Волны оглушительной боли обрушились на Литвинова. В глазах начало темнеть, отвратительная тошнота расползлась по телу. Последним ясным впечатлением Литвинова была нелепо изогнувшаяся фигура рыжего немца, плавно, как бы нехотя, сползавшая на пол. Его толстое рябое лицо выражало удивление, но уже через секунду оно сменилось идиотской ухмылкой, и он стал, перевернувшись поудобнее на спину, пробовать на зуб черное дуло автомата. Больше Литвинов ничего не помнил. Кажется, он встал на четвереньки и затеял возню из-за автомата, причем ему тоже казалось, что это должно быть очень вкусно, но немец оказался сильнее и оттолкнул его тяжелым кованым сапогом, Литвинов пополз в угол, заливаясь горючими слезами, но быстро утешился, засунув себе в рот пятерню. Потом он, казалось, что-то вспомнил и, неуклюже извиваясь, пополз сам не зная куда. Трижды он сильно ударялся головой об один и тот же острый угол энергокуба и каждый раз терял сознание, но, придя в себя, снова куда-то полз и, сам себя не слыша, твердил одно и то же слово — пульт, пульт, пульт…
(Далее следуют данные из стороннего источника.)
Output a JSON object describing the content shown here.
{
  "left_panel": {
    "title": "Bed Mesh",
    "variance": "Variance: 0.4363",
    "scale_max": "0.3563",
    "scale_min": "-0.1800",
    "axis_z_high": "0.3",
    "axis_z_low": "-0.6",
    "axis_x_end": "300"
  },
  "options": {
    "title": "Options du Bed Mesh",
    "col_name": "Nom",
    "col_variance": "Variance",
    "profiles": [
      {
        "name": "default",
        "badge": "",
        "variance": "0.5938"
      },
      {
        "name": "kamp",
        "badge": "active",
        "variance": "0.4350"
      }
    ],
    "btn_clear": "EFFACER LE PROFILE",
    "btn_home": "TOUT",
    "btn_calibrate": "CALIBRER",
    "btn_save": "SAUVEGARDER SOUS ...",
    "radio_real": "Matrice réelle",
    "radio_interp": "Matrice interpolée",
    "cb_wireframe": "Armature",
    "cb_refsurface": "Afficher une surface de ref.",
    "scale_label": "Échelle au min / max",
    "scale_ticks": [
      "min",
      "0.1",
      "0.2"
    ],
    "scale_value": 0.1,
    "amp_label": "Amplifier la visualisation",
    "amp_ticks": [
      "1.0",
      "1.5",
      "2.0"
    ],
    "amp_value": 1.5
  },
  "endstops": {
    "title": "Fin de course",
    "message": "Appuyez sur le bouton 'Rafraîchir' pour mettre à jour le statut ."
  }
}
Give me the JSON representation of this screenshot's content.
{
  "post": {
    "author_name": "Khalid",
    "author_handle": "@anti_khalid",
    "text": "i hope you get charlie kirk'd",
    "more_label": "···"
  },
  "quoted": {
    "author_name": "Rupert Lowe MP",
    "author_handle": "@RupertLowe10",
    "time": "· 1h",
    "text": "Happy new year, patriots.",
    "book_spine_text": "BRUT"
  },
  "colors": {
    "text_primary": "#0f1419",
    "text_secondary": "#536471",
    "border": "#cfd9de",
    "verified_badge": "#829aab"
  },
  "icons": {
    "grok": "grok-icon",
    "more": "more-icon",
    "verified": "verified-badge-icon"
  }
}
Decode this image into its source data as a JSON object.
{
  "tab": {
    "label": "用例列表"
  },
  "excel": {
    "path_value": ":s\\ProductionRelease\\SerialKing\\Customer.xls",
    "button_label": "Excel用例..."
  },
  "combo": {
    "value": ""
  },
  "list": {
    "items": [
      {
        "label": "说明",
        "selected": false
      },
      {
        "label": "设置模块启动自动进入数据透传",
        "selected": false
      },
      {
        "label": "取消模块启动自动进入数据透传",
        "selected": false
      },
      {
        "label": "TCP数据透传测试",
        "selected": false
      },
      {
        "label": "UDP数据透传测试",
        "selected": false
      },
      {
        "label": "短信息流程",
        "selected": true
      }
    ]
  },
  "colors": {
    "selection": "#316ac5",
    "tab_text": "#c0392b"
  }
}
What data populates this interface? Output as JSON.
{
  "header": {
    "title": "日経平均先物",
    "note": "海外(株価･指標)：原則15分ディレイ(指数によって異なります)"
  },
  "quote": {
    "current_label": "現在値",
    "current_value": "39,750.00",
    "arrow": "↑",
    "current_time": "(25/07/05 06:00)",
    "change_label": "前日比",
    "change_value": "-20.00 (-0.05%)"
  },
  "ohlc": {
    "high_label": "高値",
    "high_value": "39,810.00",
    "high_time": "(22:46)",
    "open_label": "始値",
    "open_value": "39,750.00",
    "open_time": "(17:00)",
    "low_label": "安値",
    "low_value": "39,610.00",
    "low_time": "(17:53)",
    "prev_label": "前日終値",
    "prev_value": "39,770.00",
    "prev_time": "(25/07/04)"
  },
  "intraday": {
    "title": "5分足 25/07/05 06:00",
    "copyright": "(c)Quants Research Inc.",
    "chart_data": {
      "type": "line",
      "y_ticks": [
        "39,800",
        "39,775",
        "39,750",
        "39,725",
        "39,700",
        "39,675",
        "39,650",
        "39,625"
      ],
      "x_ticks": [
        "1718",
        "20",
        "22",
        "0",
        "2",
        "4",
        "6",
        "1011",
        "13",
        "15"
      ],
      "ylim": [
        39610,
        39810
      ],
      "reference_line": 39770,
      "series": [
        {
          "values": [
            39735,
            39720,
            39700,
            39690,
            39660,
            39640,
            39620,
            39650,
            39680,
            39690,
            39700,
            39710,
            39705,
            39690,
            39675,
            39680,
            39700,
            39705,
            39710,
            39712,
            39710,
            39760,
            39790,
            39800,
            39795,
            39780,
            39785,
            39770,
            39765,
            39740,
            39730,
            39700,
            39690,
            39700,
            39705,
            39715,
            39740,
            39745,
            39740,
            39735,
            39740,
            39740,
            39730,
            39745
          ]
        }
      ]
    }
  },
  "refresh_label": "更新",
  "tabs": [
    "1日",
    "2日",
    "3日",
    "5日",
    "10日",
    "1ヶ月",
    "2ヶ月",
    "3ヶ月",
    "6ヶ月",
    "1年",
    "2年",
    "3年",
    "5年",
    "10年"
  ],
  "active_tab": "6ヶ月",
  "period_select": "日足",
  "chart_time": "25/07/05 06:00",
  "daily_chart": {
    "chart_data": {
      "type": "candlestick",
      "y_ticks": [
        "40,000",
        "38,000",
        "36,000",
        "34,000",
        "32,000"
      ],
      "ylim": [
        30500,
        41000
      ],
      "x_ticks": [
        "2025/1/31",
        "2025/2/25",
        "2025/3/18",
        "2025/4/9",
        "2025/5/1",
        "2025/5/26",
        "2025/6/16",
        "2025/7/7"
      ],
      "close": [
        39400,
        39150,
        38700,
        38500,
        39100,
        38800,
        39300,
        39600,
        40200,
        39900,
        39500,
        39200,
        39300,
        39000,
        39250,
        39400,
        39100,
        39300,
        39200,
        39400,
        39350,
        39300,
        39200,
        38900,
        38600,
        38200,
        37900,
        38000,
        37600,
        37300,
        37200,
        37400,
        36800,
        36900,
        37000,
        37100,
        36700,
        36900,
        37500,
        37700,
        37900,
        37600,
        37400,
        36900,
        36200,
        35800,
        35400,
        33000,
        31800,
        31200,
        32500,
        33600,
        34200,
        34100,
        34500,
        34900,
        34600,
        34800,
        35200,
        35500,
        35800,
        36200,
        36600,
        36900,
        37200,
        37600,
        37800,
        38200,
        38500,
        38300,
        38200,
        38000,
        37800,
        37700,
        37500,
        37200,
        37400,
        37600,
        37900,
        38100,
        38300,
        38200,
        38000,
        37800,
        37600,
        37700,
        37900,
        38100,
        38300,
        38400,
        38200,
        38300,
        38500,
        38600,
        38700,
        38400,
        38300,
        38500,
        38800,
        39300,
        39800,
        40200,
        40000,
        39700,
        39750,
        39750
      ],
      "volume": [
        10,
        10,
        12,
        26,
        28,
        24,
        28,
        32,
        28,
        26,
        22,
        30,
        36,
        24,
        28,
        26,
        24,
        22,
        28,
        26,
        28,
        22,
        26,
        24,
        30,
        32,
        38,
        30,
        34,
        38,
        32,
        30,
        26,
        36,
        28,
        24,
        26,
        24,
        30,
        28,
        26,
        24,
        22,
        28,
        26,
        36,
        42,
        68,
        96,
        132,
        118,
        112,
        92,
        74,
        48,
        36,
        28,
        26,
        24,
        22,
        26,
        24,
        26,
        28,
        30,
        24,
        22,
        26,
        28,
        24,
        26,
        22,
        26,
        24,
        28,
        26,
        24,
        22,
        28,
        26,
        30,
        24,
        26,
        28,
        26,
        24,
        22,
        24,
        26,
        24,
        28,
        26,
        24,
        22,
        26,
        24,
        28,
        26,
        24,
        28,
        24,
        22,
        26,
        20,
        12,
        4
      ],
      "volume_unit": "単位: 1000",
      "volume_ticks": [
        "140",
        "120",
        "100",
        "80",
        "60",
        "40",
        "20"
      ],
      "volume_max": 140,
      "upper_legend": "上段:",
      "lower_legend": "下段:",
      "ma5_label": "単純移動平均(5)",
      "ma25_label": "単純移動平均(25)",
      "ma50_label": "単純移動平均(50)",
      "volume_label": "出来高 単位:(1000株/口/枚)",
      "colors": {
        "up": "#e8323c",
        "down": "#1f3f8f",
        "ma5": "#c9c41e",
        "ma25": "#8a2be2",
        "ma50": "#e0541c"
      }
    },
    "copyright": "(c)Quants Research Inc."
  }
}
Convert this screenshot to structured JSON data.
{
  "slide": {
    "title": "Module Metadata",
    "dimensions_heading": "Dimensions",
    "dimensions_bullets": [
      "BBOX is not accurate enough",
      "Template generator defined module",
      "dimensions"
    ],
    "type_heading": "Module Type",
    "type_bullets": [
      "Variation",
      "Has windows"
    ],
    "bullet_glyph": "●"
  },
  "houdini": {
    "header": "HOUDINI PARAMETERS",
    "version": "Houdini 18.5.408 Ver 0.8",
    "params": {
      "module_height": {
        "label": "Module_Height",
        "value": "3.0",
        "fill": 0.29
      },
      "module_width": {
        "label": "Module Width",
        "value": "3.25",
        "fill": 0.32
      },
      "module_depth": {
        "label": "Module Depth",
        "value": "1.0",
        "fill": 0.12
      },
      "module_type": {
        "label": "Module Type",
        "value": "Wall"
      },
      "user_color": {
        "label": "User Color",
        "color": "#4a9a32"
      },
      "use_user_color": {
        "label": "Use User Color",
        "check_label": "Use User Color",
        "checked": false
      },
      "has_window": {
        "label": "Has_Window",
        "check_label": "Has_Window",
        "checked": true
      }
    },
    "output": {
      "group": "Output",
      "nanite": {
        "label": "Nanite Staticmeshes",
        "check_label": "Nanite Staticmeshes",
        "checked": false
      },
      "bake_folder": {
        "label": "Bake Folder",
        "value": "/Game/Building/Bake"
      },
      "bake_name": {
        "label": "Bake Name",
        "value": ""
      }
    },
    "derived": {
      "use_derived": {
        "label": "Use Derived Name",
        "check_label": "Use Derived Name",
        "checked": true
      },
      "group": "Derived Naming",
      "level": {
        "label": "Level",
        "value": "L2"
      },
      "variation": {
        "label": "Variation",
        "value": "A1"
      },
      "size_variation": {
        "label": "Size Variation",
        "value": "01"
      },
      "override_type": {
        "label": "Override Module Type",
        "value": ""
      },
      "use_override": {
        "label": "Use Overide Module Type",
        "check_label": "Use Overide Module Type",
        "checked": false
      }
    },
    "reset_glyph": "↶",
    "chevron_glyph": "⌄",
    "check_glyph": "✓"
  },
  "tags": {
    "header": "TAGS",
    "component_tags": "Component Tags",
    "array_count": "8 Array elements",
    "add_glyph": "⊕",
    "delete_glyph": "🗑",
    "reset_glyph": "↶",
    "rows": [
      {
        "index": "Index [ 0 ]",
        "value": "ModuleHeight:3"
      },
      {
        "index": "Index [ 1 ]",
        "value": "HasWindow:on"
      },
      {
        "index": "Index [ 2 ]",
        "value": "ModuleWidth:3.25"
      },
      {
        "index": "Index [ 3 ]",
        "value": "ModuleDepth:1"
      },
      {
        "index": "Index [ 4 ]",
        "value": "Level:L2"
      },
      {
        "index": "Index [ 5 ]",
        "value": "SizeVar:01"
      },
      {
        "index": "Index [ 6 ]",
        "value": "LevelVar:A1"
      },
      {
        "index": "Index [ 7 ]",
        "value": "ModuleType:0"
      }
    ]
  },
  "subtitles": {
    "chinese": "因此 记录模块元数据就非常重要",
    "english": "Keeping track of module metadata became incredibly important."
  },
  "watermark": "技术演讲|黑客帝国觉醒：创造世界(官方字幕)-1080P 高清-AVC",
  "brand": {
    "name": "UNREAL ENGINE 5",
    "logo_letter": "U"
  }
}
Когда боль спала, Литвинов еще долго лежал на спине, жадно ловя пересохшим ртом горячий воздух. В глазах стояла какая-то фиолетовая пелена, пульсирующая с острой болью. Он не сразу вспомнил, что произошло, и даже не сразу понял, где он, но знал одно — надо идти. Надо во что бы то ни стало встать и идти. Как тогда, в Горячей пустыне на Марсе. Как тогда, в Сахаре, когда отказал двигатель флайера и Наташу с разбитыми ногами, не приходящую в сознание, нужно было нести десятки километров под раскаленным солнцем. Надо идти…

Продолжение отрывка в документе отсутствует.